The blocked toilet. It is a common household problem that is feared by all. In reality, however, a toilet obstruction does not have to be a dreaded occurrence. Once you determine what is causing the blockage, it can be flushed away in no time!
What Is Causing My Blocked Toilet?
You should first determine the source of the blockage. Often this can be done by visual inspection. If you need to do a manual examination, be sure to use gloves. Blockages are usually caused by excess toilet paper or even small toys! If you see that there is an object that is physically impeding the drain area, try to pull it out, and then watch the flow of the water. If the water still is blocked, there could be a potential clog further in the drain. That is when extra steps must be taken.
The most common tool for unclogging a toilet is the plunger. There are two basic types of plungers. There is the flange plunger and the cup plunger. Most people have the cup plungers in their homes These plungers are made to create a seal against a level surface such as a bathtub or sink.
The toilet bowl requires a specific plunger mold because of its bowl shape. The flange plunger and another similar plunger called the ball plunger have this special shape that can seal the opening in the bottom of the toilet and hold the required suction and vacuum pressure during the plunging.
Before you begin plunging, it is essential that you only flush the toilet ONCE. Flushing the toilet repeatedly will only cause excess water to fill the bowl and possibly cause an overflow.
To use the flange plunger, place the cup over the drain opening and vigorously pump the plunger’s handle up and down. The pressure of this action will push and suck water into the drain to free the clog. If the toilet drains, you have cleared the obstruction. Still have a blockage? Then it is time to try another method.

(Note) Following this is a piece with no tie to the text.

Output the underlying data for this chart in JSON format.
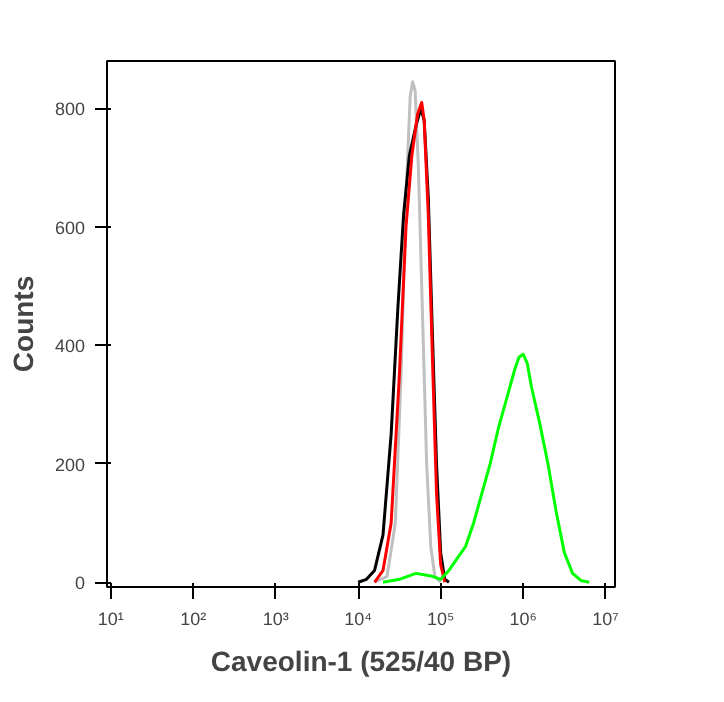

The Closet Auger Works to Break Stubborn Blockages
If you do not have any luck with a plunger, then it is time to move on to the closet auger. This plumbing tool is composed of a hand crank that is attached to a flexible metal line. At the end of the metal line rests a screw-like tip that rotates as the crank is turned. The tip penetrates into the blocked material, and then breaks up the blockage to clear the drain, or takes hold of the clog to allow it to be pulled out. Closet augers are created to enter the toilet through the bowl, while the general purpose auger generally enters the drainage system through a pipe. For persistent obstructions, closet augers are the ideal choice. The auger can reach approximately three feet.
To use the auger, first determine which way your toilet drains. Some toilets drain to the front, and some toilets drain to the rear. You want the curved end of the closet auger handle to face the direction your toilet drains.
It is necessary to leave about four to six inches of cable between the end of the handle pipe and the drainage hole in the toilet. Tighten the screw on the auger, and push the cable down the drain. Crank the auger in a clockwise motion until it stops. Now, push forward.
You may feel pressure, as if the auger has grabbed a hold of an object. The auger may have broken up the clog, or taken a hold of it. Slowly pull the auger out to check if there is an object on the end. If you do pull material out, or feel that the blockage has been broken, attempt to flush the toilet.